We provide a simple and easy-to-use API to create and manage network emulations. Rattan is designed to be used in a wide range of scenarios, from testing network applications to debugging complex network performance issues.
Our modular design makes it easy to extend Rattan with different network effects or conditions. We provide a set of built-in modules that can be used to emulate different network conditions, such as bandwidth, latency, packet loss, ISP policies and etc.
We support Linux only at the moment. Currently, kernel version v5.4, v5.15, v6.8 and v6.10 are tested.
Design Targets
- High Performance. Rattan provides both high peak performance and execution efficiency.
- Flexible. Rattan tries to be agnostic of the underlying path emulation model.
- Extensible. Rattan provides rich features out-of-the-box, meanwhile tends to be easily extensible for custom conditions.
- User-Friendly. Rattan aims to provide a simple and intuitive interface for quick usage on common cases and ensure complete controllability under the hood to cover the corner as well.
Basic Concepts
Run rattan will generate some network namespaces and veth pairs to
emulate the network environment. The network topology is like:
ns-left ns-right
+-----------+ [Internet] [Internet] +-----------+
| vL0 | | ns-rattan | | vR0 |
| external | <--+ +---------------------+ +--> | external |
| vL1-L | | vL1-R [P] vR1-L | | vR1-R |
| .1.1.x/32 | <-----------> |.1.1.2/32 .2.1.2/32| <-----------> | .2.1.x/32 |
| vL2-L | | vL2-R vR2-L | | vR2-R |
| .1.2.y/32 | <-----------> |.1.2.2/32 .2.2.2/32| <-----------> | .2.2.y/32 |
~ ... ~ Veth pairs ~ ... ... ~ Veth pairs ~ ... ~
+-----------+ +---------------------+ +-----------+
Then Rattan will build and link the cells according to the configuration file. Each cell emulates some network characteristics, such as bandwidth, delay, loss, etc.
ATTENTION: Check firewall settings before running Rattan CLI. Please make sure you allow the following addresses:
- 10.1.1.0/24
- 10.2.1.0/24
For example, you can run the following commands if using ufw:
ufw allow from 10.1.1.0/24ufw allow from 10.2.1.0/24
Contributing
Rattan is free and open source. You can find the source code on GitHub and issues and feature requests can be posted on the GitHub issue tracker. Rattan relies on the community to fix bugs and add features: if you'd like to contribute, please read the CONTRIBUTING guide and consider opening a pull request.
Installation
The Rattan project contains a CLI tools (named rattan) for common use cases and
a Rust library (named rattan-core) for you to build your own tools on top of.

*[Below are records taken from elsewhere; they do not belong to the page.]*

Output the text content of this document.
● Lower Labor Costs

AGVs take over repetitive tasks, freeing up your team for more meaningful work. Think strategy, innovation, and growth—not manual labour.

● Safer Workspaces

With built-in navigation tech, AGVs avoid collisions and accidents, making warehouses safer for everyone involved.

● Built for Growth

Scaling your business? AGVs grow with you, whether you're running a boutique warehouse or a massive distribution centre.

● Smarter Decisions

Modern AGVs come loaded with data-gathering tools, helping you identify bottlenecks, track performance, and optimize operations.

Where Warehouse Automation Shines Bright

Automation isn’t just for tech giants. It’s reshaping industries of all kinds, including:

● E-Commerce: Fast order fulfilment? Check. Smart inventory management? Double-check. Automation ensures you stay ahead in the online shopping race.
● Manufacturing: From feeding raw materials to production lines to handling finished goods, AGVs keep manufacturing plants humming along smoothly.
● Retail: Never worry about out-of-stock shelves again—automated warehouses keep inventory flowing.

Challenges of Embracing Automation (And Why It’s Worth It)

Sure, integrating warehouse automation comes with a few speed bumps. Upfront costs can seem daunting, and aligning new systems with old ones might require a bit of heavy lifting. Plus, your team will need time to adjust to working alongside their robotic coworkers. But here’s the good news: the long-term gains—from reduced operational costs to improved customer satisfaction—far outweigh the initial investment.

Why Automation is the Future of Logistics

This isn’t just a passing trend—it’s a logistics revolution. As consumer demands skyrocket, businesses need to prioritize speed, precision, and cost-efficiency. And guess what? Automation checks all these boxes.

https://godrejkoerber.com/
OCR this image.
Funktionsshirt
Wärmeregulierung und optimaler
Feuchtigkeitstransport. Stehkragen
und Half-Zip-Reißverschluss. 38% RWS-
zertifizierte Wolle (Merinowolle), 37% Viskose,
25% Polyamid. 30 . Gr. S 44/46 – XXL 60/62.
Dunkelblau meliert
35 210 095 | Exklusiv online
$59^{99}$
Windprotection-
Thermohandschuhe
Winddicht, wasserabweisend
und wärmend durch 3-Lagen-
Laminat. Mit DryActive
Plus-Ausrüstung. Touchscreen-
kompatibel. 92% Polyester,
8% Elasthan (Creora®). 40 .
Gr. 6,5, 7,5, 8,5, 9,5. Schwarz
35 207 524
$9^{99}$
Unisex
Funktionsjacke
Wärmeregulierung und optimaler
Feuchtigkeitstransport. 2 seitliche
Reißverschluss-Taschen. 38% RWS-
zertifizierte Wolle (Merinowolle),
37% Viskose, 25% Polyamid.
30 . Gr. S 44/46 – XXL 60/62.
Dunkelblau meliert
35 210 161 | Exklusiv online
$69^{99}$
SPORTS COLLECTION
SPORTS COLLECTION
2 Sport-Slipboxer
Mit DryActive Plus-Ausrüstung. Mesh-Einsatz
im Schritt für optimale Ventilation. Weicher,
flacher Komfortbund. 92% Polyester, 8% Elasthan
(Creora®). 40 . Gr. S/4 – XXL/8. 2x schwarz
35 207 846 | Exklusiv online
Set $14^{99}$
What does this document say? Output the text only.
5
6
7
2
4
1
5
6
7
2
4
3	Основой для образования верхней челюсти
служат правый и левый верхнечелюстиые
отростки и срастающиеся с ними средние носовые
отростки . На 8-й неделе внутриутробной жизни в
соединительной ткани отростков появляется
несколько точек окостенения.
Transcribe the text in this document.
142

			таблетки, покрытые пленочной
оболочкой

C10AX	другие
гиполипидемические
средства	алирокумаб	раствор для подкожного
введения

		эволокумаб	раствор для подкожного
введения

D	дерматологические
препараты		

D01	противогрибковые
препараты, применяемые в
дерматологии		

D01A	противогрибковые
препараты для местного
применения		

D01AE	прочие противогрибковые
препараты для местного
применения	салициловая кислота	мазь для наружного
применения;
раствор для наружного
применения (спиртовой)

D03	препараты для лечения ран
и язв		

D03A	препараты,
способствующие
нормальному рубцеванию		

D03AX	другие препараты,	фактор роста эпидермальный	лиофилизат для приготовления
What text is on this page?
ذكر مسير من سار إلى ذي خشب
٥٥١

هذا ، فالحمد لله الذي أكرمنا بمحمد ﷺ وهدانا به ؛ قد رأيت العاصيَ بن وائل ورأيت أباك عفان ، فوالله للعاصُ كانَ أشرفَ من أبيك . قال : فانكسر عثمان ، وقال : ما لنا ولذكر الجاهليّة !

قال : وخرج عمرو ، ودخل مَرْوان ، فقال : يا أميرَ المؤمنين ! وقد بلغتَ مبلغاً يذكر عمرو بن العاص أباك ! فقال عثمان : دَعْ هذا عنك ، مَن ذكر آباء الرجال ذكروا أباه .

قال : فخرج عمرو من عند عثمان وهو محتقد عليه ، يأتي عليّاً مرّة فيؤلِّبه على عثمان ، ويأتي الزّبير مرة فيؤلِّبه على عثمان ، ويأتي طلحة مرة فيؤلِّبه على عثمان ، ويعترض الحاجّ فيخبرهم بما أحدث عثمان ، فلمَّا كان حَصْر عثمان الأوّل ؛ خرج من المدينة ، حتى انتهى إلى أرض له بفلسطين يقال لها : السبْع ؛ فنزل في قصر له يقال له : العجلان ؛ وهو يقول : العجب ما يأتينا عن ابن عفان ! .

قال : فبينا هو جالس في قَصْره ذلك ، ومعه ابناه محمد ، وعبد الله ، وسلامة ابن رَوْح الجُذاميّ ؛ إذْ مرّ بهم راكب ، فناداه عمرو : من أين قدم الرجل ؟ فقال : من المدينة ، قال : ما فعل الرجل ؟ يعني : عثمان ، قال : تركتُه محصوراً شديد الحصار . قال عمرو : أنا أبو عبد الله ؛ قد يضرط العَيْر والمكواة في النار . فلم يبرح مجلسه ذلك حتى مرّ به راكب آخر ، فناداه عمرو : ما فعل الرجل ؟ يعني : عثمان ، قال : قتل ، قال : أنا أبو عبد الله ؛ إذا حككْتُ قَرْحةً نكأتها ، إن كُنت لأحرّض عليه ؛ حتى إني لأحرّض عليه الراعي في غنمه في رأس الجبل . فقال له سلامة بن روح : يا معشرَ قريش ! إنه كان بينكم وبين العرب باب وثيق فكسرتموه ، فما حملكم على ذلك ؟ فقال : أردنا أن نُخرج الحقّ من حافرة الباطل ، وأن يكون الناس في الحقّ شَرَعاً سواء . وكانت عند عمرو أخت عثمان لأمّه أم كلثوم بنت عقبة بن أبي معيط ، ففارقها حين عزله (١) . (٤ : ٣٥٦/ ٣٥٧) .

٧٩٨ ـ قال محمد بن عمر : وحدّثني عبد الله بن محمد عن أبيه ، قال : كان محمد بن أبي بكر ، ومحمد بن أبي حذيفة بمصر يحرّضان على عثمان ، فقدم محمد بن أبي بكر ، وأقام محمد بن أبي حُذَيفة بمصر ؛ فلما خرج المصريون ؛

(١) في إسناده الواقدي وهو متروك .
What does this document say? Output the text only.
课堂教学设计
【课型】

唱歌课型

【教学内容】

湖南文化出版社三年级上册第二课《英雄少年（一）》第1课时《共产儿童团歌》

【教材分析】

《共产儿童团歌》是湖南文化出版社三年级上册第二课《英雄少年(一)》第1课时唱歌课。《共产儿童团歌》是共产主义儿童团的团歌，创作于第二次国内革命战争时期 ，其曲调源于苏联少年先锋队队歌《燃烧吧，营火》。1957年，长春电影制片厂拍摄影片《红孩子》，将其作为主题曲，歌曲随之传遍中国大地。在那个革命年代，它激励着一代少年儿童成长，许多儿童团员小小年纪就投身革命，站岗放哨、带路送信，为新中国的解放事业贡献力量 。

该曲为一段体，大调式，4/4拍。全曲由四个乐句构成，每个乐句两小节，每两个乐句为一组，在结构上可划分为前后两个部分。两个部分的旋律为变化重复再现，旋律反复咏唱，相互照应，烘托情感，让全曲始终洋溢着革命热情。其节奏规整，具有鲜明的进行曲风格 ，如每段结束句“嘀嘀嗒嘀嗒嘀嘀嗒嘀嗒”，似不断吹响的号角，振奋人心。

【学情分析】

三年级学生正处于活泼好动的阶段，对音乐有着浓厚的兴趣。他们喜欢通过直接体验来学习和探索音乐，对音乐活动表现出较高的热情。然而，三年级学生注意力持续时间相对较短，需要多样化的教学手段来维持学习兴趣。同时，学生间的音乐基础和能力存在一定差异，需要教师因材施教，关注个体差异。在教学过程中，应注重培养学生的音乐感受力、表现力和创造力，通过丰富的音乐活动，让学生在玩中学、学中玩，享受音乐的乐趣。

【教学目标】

There are multiple ways to install the Rattan CLI tool. Choose any one of the methods below that best suit your needs.
ATTENTION: As we are still in the early stages of development without a released version, we only support building from source currently.
Pre-compiled binaries
Executable binaries are available for download on the GitHub Releases page.
Download the binary and extract the archive.
The archive contains an rattan executable which you can run to start your distributed platform.
To make it easier to run, put the path to the binary into your PATH or install it in a directory that is already in your PATH.
Note that, you have to grant the binary the necessary capabilities to run.
For example, you can run the following commands on Linux:
# install the binary
sudo install -m 755 rattan /usr/local/bin/rattan
# grant the necessary capabilities
sudo setcap 'cap_dac_override,cap_dac_read_search,cap_sys_ptrace,cap_net_admin,cap_sys_admin,cap_net_raw+ep' /usr/local/bin/rattan
Besides, for certain operating systems that enable systemd-networkd, you have to configure it to not change MAC address of veth interfaces.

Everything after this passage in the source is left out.